Using AI early on in user journeys can also bring important benefits to healthcare environments. To enhance telehealth platforms, AI avatar health workers can engage with patients who are unable to visit clinics in person, and reduce the pressure on healthcare workers by providing recommendations around preventative care and helping with triage and admin. The WHO, working with AI avatar provider Soulmachines, has trialed implementing an AI digital health worker who can share advice on mental health, quitting smoking, or Covid-19.

3. Use the retention stages to help consumers build greener habits 

We can also go a step further by using AI to collaborate with customers as they engage with your products and services and help them refine their own consumption habits.

A great example of this is in energy and utilities, where providers are using AI to gain customer insight. Through these “behind the meter” services, providers can analyze each customer’s energy consumption and feed that analysis back to the consumer – for example by showing them when they use the most electricity. This insight gives the consumer more control over the way they consume energy moving forward, for example by changing how they set their thermostats. These sorts of thought out features can have the potential to reduce companies’ scope three downstream emission levels.
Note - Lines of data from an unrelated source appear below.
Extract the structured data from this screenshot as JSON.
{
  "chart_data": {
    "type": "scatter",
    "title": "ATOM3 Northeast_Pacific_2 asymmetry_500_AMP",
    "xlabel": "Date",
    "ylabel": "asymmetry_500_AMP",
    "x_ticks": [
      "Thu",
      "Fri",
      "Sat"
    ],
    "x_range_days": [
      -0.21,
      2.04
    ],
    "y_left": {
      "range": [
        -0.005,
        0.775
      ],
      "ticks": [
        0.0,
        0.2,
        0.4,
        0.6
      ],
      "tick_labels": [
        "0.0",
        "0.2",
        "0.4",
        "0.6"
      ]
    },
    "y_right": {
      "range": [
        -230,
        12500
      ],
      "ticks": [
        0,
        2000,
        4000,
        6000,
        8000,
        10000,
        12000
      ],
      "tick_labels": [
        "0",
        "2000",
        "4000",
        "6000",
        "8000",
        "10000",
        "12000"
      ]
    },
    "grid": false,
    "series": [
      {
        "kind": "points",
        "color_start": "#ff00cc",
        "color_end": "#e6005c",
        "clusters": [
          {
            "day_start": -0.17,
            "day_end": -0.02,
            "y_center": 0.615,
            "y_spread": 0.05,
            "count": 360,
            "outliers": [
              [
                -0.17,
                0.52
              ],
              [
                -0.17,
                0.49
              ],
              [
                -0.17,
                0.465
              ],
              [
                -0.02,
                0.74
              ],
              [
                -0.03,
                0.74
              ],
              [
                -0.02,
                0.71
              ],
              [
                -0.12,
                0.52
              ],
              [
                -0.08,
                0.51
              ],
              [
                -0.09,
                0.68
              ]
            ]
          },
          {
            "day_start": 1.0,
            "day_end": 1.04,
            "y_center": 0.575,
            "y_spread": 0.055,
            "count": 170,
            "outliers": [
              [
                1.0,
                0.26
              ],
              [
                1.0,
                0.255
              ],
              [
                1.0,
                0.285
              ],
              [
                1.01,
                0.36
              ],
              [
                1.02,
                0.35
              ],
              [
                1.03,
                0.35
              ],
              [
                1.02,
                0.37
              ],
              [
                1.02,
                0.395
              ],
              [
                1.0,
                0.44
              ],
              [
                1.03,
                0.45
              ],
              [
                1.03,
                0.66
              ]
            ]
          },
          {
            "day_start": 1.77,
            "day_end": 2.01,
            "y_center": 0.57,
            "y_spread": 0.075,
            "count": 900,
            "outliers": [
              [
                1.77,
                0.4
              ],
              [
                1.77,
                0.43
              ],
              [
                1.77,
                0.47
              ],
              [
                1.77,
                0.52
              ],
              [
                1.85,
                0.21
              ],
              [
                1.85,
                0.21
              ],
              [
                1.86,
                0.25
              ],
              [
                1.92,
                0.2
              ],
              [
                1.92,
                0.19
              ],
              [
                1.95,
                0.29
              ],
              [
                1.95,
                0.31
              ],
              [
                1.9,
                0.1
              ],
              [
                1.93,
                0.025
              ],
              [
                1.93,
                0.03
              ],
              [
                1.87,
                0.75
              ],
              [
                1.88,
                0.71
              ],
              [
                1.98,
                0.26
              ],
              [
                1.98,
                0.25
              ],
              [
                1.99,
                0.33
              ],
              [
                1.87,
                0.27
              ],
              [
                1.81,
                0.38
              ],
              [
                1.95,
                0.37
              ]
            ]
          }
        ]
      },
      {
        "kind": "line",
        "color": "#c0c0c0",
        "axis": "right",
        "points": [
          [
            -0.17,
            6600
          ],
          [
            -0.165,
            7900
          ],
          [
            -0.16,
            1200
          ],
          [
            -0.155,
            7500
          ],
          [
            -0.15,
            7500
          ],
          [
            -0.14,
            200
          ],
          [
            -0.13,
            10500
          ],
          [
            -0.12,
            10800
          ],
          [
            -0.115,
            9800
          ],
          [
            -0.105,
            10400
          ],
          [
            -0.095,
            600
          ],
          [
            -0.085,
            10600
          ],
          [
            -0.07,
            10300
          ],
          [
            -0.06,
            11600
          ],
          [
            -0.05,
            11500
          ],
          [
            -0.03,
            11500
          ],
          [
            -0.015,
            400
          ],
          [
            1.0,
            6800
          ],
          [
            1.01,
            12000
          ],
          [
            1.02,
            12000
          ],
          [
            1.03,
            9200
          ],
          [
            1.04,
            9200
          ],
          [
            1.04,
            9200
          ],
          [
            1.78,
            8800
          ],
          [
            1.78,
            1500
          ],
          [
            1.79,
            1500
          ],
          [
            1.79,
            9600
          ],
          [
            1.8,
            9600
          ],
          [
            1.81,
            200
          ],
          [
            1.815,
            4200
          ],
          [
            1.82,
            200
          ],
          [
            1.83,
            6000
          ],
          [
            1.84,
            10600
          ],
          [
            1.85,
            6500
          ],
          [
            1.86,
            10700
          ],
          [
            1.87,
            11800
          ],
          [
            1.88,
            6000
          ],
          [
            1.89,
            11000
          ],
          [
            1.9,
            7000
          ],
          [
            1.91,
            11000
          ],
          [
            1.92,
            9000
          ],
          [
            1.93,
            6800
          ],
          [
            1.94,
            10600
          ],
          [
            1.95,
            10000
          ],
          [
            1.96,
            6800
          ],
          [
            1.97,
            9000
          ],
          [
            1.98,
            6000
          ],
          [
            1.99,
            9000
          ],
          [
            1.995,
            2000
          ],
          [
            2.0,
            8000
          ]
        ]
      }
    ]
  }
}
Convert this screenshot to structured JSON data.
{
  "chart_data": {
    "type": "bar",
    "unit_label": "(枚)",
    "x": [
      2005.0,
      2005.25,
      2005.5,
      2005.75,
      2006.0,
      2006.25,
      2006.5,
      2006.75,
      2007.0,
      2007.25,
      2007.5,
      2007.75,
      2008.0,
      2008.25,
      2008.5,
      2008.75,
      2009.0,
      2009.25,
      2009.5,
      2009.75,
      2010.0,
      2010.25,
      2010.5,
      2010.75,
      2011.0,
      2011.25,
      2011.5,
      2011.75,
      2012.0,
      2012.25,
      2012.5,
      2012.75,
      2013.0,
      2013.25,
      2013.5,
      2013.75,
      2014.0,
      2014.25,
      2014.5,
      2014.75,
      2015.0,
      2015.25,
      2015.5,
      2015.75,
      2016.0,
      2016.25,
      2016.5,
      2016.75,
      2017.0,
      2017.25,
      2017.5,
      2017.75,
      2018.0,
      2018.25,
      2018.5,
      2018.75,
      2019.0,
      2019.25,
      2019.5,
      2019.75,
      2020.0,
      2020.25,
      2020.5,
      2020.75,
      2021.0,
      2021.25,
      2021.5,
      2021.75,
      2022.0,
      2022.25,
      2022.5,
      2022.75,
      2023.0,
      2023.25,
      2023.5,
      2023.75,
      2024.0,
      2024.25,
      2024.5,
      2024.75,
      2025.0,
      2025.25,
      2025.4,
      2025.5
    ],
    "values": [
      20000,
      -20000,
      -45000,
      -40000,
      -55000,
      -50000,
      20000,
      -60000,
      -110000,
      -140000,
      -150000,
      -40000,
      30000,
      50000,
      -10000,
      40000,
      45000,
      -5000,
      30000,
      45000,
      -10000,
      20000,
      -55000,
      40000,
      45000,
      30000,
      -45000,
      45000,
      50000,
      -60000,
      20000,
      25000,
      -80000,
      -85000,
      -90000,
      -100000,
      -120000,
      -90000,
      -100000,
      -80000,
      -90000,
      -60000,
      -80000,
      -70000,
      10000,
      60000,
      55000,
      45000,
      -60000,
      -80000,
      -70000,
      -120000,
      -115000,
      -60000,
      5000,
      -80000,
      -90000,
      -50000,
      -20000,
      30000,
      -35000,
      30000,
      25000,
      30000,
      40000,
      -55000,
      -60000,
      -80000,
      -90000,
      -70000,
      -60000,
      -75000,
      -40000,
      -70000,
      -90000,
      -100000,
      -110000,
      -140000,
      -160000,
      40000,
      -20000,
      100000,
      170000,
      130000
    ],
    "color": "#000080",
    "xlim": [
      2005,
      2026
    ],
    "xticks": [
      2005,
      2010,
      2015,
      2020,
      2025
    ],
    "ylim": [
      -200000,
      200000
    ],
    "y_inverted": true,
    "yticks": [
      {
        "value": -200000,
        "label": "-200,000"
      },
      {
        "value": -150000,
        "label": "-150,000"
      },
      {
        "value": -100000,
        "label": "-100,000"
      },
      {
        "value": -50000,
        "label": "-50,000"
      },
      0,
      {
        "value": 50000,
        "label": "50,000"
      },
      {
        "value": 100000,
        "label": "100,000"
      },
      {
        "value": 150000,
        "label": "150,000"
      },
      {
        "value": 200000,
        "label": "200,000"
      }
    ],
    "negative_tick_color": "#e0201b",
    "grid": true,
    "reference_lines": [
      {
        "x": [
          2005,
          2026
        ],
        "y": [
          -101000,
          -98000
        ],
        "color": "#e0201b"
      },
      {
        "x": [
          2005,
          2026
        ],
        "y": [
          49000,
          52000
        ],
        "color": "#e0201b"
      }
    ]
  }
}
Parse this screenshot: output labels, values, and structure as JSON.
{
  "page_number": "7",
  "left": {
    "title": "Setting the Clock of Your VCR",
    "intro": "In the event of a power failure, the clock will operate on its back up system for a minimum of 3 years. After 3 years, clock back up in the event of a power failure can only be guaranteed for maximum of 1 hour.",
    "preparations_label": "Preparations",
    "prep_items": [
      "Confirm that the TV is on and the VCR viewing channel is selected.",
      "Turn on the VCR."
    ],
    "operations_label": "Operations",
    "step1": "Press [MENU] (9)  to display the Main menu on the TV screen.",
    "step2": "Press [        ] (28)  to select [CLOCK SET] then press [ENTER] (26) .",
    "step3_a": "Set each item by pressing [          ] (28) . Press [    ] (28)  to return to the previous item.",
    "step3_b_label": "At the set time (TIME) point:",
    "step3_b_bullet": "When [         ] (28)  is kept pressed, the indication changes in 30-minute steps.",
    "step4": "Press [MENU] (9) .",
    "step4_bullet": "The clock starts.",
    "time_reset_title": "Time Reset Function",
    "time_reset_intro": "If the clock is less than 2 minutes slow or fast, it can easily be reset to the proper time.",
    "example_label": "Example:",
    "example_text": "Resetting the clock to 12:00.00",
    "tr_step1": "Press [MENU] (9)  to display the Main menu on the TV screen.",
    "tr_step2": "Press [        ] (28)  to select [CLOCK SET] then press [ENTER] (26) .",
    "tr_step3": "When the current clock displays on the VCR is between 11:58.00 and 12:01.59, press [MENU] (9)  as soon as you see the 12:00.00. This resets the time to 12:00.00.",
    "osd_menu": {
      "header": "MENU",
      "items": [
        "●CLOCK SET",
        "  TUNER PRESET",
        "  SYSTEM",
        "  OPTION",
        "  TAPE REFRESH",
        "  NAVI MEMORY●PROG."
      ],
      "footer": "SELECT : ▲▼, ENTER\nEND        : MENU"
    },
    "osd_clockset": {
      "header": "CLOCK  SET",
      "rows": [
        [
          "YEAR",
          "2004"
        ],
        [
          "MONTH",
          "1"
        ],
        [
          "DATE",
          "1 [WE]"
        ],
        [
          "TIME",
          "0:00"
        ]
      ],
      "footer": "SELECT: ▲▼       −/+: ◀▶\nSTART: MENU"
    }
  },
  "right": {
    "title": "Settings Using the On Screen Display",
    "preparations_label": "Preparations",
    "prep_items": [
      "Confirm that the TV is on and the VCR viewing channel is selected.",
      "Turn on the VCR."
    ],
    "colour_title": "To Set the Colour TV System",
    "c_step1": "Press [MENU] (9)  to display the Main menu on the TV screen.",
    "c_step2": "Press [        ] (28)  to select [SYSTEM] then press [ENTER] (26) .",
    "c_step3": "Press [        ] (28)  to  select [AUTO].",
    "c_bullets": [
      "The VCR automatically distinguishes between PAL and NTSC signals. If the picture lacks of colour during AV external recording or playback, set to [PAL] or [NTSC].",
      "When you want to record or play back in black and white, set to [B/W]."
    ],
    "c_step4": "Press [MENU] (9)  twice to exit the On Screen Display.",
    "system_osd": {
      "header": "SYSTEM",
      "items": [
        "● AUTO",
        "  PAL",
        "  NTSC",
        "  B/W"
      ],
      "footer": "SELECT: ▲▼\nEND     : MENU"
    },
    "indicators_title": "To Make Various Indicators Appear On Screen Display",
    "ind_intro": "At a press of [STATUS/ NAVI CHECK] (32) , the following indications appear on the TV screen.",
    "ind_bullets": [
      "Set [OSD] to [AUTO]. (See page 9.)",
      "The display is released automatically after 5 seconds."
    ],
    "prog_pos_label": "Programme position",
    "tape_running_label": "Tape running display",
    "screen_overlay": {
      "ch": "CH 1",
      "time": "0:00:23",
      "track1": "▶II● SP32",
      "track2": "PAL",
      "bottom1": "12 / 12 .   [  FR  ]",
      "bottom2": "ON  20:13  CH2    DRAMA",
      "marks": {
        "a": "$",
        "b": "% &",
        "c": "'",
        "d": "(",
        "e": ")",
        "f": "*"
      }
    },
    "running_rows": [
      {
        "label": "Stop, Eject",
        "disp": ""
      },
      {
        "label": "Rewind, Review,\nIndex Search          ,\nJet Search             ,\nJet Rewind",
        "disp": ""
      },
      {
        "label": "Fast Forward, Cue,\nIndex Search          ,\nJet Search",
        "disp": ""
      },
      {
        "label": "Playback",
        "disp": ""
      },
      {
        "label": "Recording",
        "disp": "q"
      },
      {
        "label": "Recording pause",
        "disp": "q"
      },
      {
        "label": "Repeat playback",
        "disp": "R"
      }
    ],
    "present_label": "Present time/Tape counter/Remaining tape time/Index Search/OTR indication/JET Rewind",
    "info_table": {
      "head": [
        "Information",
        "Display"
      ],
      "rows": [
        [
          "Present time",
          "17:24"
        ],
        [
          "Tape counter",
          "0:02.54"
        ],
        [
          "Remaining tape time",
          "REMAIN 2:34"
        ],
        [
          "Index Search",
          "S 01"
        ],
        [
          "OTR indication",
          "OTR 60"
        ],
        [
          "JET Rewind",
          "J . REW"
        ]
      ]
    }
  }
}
“The consumer experience is being elevated, not just by companies bringing in AI technology, but through the collaborative process where consumers are included in decision-making. Organizations need to make AI work for customers intuitively and not force them to make compromises.”

Don’t get left behind

AI helps companies to build more sustainable customer journeys, but only when it’s used wisely. 2024 will be the year where organizations will think about scaling their AI & Gen AI initiatives. That means:

  • Envision the customer experience
    Develop a clear understanding of how you want to improve consumer experience using sustainable methods, and put those customers at the center of any conversations you have about AI implementation.
  • Harness data
    Data is the fuel that powers AI, and companies should manage it with care. This means creating a seamless data management strategy that includes accessing, cleansing and organizing data, and analyzing and addressing any gaps.
  • Start small and scale up
    Businesses need a way to design, prototype and test AI ideas continuously. Then when an idea shows potential for customer value, they need to be able to deploy it and embed it into their broader business architecture.